Gemäß der neuen gesetzlichen Regelung, die das israelische Parlament verabschiedet hat, wird sich die Zusammensetzung der neunköpfigen Richterwahlkommission ändern. In der Kommission, in der sowohl die Regierung als auch die Opposition jeweils einen Juristen ernennen werden, wird es ein Vetorecht gegen politische Ernennungen geben. Israelis, die gegen das neue Gesetz protestierten, hielten in Tel Aviv eine Demonstration ab. Oppositionsparteien argumentierten, dass diese Änderung die Unabhängigkeit der Justiz untergraben werde.
Der Vorsitzende der größten Oppositionspartei Jesch Atid, Yair Lapid, reichte beim Obersten Gerichtshof Klage gegen das Gesetz ein. Auch zivilgesellschaftliche Organisationen und die israelische Anwaltskammer reichten Klagen mit der Begründung ein, das Gesetz sei verfassungswidrig. Im Parlament wurde eine Rekordzahl von 71.000 Einspruchsschreiben eingereicht.
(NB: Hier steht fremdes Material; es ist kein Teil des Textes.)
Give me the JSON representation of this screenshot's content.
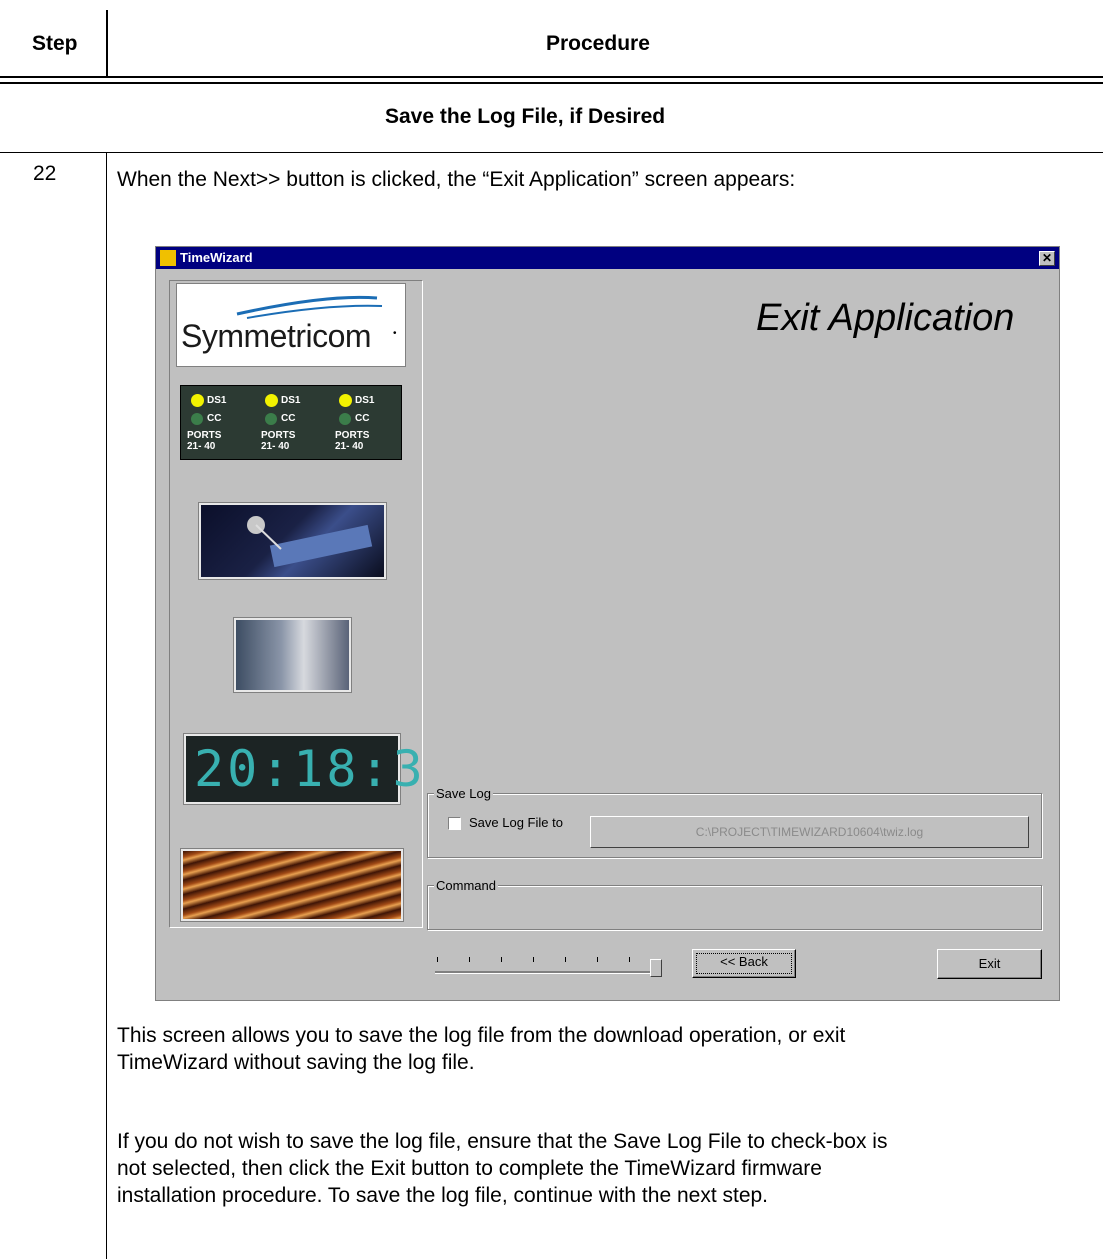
{
  "table": {
    "col_step": "Step",
    "col_procedure": "Procedure",
    "section_heading": "Save the Log File, if Desired",
    "step_number": "22",
    "intro_text": "When the Next>> button is clicked, the “Exit Application” screen appears:",
    "para1_line1": "This screen allows you to save the log file from the download operation, or exit",
    "para1_line2": "TimeWizard without saving the log file.",
    "para2_line1": "If you do not wish to save the log file, ensure that the Save Log File to check-box is",
    "para2_line2": "not selected, then click the Exit button to complete the TimeWizard firmware",
    "para2_line3": "installation procedure. To save the log file, continue with the next step."
  },
  "window": {
    "title": "TimeWizard",
    "close_glyph": "✕",
    "page_heading": "Exit Application",
    "logo": "Symmetricom",
    "logo_mark": "•",
    "clock_display": "20:18:3",
    "ports": [
      {
        "led1": "DS1",
        "led2": "CC",
        "ports_label": "PORTS",
        "range": "21- 40"
      },
      {
        "led1": "DS1",
        "led2": "CC",
        "ports_label": "PORTS",
        "range": "21- 40"
      },
      {
        "led1": "DS1",
        "led2": "CC",
        "ports_label": "PORTS",
        "range": "21- 40"
      }
    ],
    "save_log": {
      "group_label": "Save Log",
      "checkbox_label": "Save Log File to",
      "checked": false,
      "path": "C:\\PROJECT\\TIMEWIZARD10604\\twiz.log"
    },
    "command": {
      "group_label": "Command",
      "value": ""
    },
    "back_button": "<< Back",
    "exit_button": "Exit",
    "progress_fraction": 1.0
  },
  "colors": {
    "titlebar": "#000080",
    "window_bg": "#c0c0c0",
    "led_on": "#f2f200",
    "led_off": "#3b7d4a",
    "clock_digits": "#38b0b0"
  }
}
ISRAELIS GEHEN AUF DIE STRASSE
Während des Abstimmungsprozesses verließen die Abgeordneten der Opposition aus Protest den Plenarsaal. Es wurde festgehalten, dass die Beratungen insgesamt 18 Stunden dauerten. Der Gesetzentwurf war zuvor vom Obersten Gerichtshof aufgrund von Vorwürfen der Unvereinbarkeit mit den Grundgesetzen Israels annulliert worden.
Die Justizreform, die Premierminister Benjamin Netanjahu im vergangenen Jahr auf die Tagesordnung setzte, löste im Land massive Proteste aus. Das Reformpaket, das aufgrund der Militäroperationen in Gaza verschoben worden war, kam erneut auf die Tagesordnung des Parlaments.
Der Oberste Gerichtshof hatte im Januar Regelungen, die einige Befugnisse der Regierung einschränkten, für verfassungswidrig erklärt und annulliert. Das neue Gesetz wurde trotz dieser Entscheidung des Gerichts verabschiedet. Experten prognostizieren, dass es zu einem Kompetenzkonflikt zwischen der Justiz und der Exekutive kommen könnte.